Adding to larger curbs from this month onwards by several OPEC peers, the move by OPEC's most influential member could put a firmer floor beneath the price of Middle East crude and helped send global oil back above $42 a barrel on Friday.
Lower term supplies have forced Asian refiners back to the Middle East spot market, pushing up price differentials of most spot crudes last month, and more rises are expected this month at the expense of grades that are linked to Brent.
Sources with seven Asian buyers confirmed that state oil company Saudi Aramco had notified them of deeper cuts for February, ranging from 7-8 percent to 15 percent, against cuts of 5-10 percent for January.
"The cut was deeper than last month... about 14, 15 percent," a source at a major customer in Japan told Reuters on condition of anonymity as the information is not public.
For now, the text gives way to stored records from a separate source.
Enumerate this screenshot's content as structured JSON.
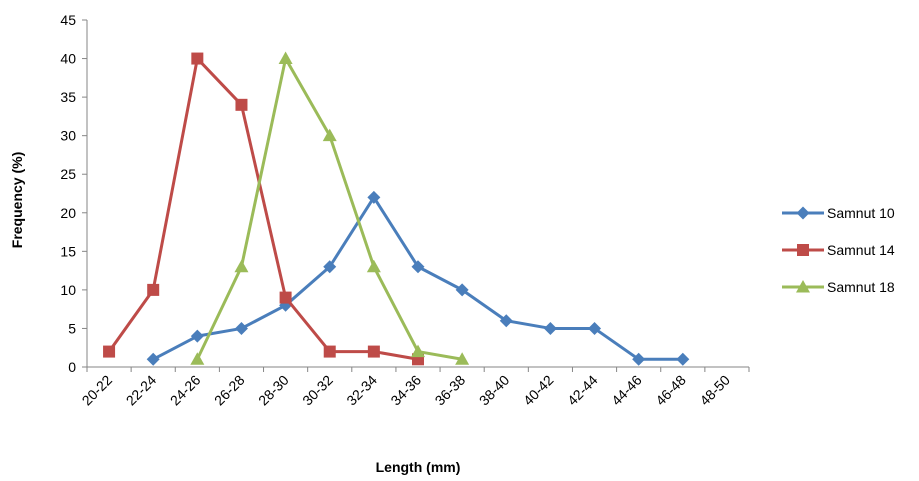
{
  "chart_data": {
    "type": "line",
    "title": "",
    "xlabel": "Length (mm)",
    "ylabel": "Frequency (%)",
    "categories": [
      "20-22",
      "22-24",
      "24-26",
      "26-28",
      "28-30",
      "30-32",
      "32-34",
      "34-36",
      "36-38",
      "38-40",
      "40-42",
      "42-44",
      "44-46",
      "46-48",
      "48-50"
    ],
    "ylim": [
      0,
      45
    ],
    "yticks": [
      "0",
      "5",
      "10",
      "15",
      "20",
      "25",
      "30",
      "35",
      "40",
      "45"
    ],
    "grid": false,
    "legend_position": "right",
    "series": [
      {
        "name": "Samnut 10",
        "color": "#4a7ebb",
        "marker": "diamond",
        "values": [
          null,
          1,
          4,
          5,
          8,
          13,
          22,
          13,
          10,
          6,
          5,
          5,
          1,
          1,
          null
        ]
      },
      {
        "name": "Samnut 14",
        "color": "#be4b48",
        "marker": "square",
        "values": [
          2,
          10,
          40,
          34,
          9,
          2,
          2,
          1,
          null,
          null,
          null,
          null,
          null,
          null,
          null
        ]
      },
      {
        "name": "Samnut 18",
        "color": "#9bbb59",
        "marker": "triangle",
        "values": [
          null,
          null,
          1,
          13,
          40,
          30,
          13,
          2,
          1,
          null,
          null,
          null,
          null,
          null,
          null
        ]
      }
    ]
  }
}
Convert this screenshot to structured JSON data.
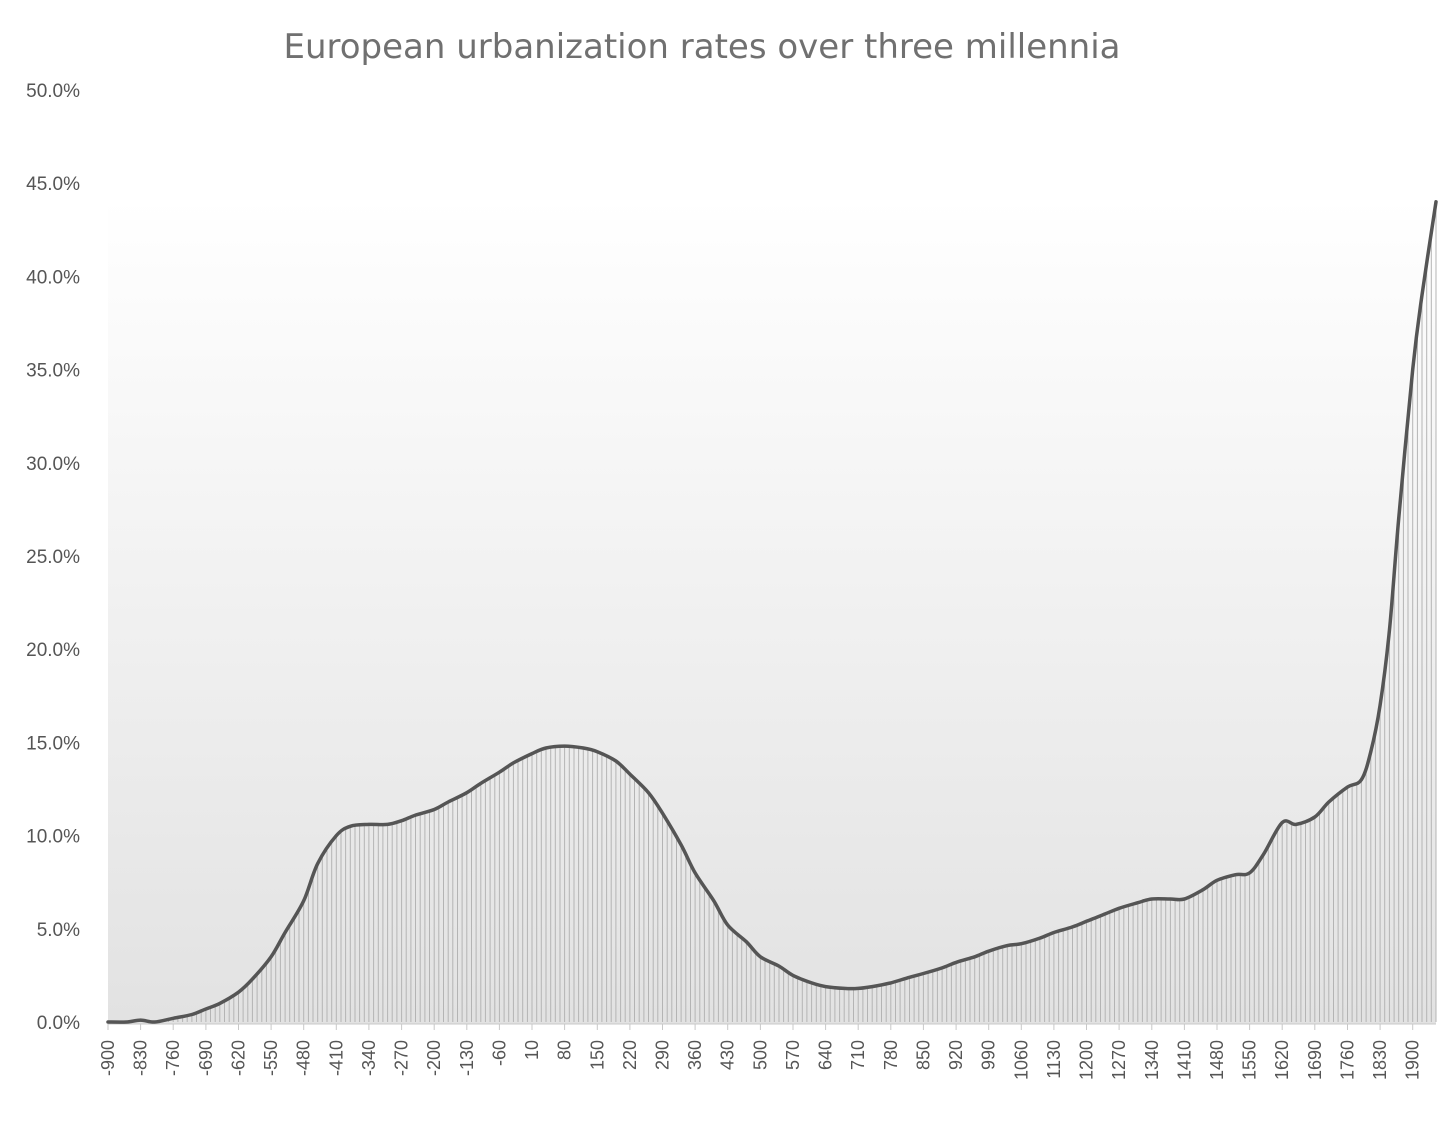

By 0421 GMT, oil stood at $42.79 a barrel, up 79 cents, after having lost around 15 percent over the past three sessions on signs of worsening demand from the United States.
The volumes curbed differ from one refiner to the next as Saudi Arabia likely cut exports of its heaviest and lowest quality grades the most.
"Customers got different cuts because the ratio of grades - Arab Extra Light, Arab light, Arab Medium and Arab Heavy - is different company by company," said a trader.
"Cuts should be deeper than average for customers that lift mainly Arab Medium and Arab Heavy."
With cuts to some refiners as deep as 15 percent, curbs to Asia for February are likely to exceed 10 percent overall, making it their largest since April 2004, when Saudi Arabia cut supplies by between 10 and 15 percent.
An overall cut of 15 percent would be equivalent to around 525,000 barrels per day (bpd) less of Saudi crude heading to Asia, with an average cut of 11 percent worth about 385,000 bpd.
Customers around the region had expected Saudi Arabia to cut supplies more to stay in line with OPEC's aim to reduce output and boost oil prices that have fallen more than $100 from a record-high above $147 a barrel last July.
Refiners measure supply cuts versus the volume stipulated in annual contracts.
OPEC agreed last month to cut output by a record of 2.2 million bpd, taking total curbs since September to 4.2 million bpd, equivalent to 5 percent of global oil supply.
Saudi Aramco had pre-empted the reduction by deepening its supply cuts to Asia for January from 5 percent in December.
Saudi Arabia's sharper cuts add to similar moves earlier this month by other OPEC producers to curb supplies.
OPEC's second-largest producer Iran and Kuwait both said this week they would deepen supply reductions for January, with Iran announcing its first cuts in more than three years.
The United Arab Emirates announced reductions last month of 10-15 percent for February supplies. Qatar have also signaled cuts.
The OPEC curbs have also led to a sharp reversal of the price spread between Brent and Dubai crude, raising demand for the usually cheaper Middle East grades to the point of making them costlier than higher quality Brent-related crudes.
The Brent/Dubai Exchange of Futures for Swaps (EFS), used as a proxy for the relation between the two bellwether crudes, traded at discounts for the first time on record this week, falling to around a $1.05 a barrel discount on Friday on the Saudi news, down from a 50-cent discount on Thursday.
But Asian refiners said the lower term supplies were still enough for them to run their plants amid low oil demand.
"The program is still OK. We had prepared for the cuts in advance," a trader with a refiner said.
Other OPEC members Angola, Libya, Venezuela and Algeria have also signaled cuts.